Wien 1885, beschrieben von Thomas Stevens |
Die nächste Nacht verbrachte ich in Neulengbach und erreichts am nächsten Tage Wien. gegen Mittag war ich im Englischen Hofe und beschloß, zwei Tage hier zu bleiben und dem Wiener Radfahrerklub einen Besuch abzustatten. Das Klubhaus liegt in der Schwimmschulenstraße.
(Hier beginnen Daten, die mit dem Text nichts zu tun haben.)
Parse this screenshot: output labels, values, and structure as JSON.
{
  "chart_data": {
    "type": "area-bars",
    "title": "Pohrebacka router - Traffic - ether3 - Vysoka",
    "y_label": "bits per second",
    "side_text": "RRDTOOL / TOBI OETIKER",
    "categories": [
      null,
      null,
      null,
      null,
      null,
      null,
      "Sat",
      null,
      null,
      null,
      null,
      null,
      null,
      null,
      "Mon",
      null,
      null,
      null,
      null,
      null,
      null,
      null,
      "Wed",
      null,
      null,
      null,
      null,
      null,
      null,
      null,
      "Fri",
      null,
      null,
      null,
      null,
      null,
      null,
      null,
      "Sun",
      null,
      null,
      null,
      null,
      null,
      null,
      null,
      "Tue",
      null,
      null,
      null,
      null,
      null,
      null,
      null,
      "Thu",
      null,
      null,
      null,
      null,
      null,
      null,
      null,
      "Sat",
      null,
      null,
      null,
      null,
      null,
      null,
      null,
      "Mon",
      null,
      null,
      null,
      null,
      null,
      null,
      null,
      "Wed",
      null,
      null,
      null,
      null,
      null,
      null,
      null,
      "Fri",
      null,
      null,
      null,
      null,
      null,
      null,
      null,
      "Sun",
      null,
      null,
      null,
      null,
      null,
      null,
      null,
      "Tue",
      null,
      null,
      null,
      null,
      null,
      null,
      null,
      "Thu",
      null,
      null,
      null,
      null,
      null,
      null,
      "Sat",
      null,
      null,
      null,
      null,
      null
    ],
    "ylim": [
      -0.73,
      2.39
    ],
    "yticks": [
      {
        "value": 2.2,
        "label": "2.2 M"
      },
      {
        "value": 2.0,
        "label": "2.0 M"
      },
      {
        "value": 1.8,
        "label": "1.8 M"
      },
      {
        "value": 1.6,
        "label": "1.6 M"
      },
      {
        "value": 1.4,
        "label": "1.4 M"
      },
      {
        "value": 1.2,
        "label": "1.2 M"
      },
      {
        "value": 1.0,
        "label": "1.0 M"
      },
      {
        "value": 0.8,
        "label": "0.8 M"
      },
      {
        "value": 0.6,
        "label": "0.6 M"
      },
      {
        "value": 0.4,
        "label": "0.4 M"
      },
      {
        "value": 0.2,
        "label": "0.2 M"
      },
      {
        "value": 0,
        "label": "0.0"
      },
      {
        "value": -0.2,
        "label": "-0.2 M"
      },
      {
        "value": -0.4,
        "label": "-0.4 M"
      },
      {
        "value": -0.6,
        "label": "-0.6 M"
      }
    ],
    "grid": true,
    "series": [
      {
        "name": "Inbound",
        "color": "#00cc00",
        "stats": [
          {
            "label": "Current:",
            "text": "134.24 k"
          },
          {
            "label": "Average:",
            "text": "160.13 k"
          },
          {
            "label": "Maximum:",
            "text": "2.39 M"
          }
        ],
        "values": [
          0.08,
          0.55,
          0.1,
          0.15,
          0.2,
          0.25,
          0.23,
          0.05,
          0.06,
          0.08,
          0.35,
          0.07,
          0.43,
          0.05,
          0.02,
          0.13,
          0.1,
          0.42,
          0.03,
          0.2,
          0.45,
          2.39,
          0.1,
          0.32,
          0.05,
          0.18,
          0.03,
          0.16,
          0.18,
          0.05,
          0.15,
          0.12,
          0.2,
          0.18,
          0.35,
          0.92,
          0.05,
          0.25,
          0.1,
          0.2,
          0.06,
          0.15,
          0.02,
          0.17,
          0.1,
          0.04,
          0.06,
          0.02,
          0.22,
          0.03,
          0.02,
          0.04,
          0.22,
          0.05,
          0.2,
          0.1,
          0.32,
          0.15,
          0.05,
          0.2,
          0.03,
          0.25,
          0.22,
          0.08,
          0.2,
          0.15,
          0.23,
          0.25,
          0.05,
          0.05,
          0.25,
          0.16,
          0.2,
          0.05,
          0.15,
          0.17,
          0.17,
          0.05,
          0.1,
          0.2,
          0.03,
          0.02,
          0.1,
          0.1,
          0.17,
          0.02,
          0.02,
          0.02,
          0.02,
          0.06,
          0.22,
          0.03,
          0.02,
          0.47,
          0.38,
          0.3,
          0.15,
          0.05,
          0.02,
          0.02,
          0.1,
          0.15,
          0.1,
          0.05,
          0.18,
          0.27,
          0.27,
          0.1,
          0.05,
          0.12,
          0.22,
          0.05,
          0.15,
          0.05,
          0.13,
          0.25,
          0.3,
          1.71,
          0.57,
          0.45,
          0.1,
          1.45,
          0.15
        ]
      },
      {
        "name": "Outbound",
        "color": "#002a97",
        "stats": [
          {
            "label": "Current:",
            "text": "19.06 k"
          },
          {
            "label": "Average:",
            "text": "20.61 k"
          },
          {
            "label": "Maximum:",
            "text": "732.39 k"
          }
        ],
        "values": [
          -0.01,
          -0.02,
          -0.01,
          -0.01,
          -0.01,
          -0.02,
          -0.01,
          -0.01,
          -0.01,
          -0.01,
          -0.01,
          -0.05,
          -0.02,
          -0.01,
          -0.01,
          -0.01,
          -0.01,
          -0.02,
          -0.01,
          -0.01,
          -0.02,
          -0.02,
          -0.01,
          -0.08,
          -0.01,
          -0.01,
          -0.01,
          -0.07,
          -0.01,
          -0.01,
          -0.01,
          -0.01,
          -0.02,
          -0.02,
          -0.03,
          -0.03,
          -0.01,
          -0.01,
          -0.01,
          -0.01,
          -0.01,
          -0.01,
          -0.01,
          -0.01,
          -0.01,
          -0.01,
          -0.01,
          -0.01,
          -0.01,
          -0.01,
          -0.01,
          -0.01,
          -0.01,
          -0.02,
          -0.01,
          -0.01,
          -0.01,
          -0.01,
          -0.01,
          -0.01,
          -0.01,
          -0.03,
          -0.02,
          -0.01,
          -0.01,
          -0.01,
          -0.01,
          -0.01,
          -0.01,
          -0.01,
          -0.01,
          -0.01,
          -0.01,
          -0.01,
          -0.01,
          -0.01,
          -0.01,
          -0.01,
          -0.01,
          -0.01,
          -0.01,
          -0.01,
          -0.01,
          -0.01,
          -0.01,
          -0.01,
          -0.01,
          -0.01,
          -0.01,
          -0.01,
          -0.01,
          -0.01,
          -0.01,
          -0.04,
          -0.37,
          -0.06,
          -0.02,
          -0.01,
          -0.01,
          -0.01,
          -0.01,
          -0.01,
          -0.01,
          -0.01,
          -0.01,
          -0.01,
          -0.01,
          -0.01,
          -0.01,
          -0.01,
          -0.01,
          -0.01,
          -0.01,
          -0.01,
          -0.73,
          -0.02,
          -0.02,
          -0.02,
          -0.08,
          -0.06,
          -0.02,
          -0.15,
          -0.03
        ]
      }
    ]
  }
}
Man versprach mir, wenn ich noch einen Tag warten wollte, eine kleine Anzahl von Radfahrern zusammenzubringen, die mich siebzig Kilometer bis Preßburg begleiten würden. Der Wiener Klub hat eine sehr schöne Rennbahn einrichten lassen, und ich konnte am Abend mehrere Mitglieder bei ihren Übungen beobachten. Engländer und Amerikaner haben keinen Begriff von den Schwierigkeiten, mit welchen das radfahren in Wien verknüpft ist. Die ganze Stadt innerhalb der Ringstraße und nicht weniger als fünfzig Straßen außerhalb des Ringes sind den Radfahrern verboten; auch müssen sie sich mit großen, deutlichen Buchstaben kenntlich machen, ebenso nachts ihre Laterne, so daß man im Falle einer Übertretung den betreffenden Übeltäter leicht erkennen kann. Die Pflicht der Selbsterhaltung zwingt den den Klub zu größter Vorsicht gegen Verletzung der polizeilichen Vorschriften, um nicht das allgemeine Vorurteil gegen das Radfahren noch mehr zu erregen. Jedes Mitglied des Klubs muß, ehe es außerhalb der eigenen Bahn fahren darf, vor Abgeordneten der Wiener Radfahrerklubs eine förmliche Prüfung ablegen. Außerdem erhält jeder Radfahrer eine Druckschrift mit dem Verzeichnisse der erlaubten und der verbotenen Straßen. Trotz all dieser Einschränkungen besaß die österreichische Hauptstadt bereits zweihundert Radfahrer.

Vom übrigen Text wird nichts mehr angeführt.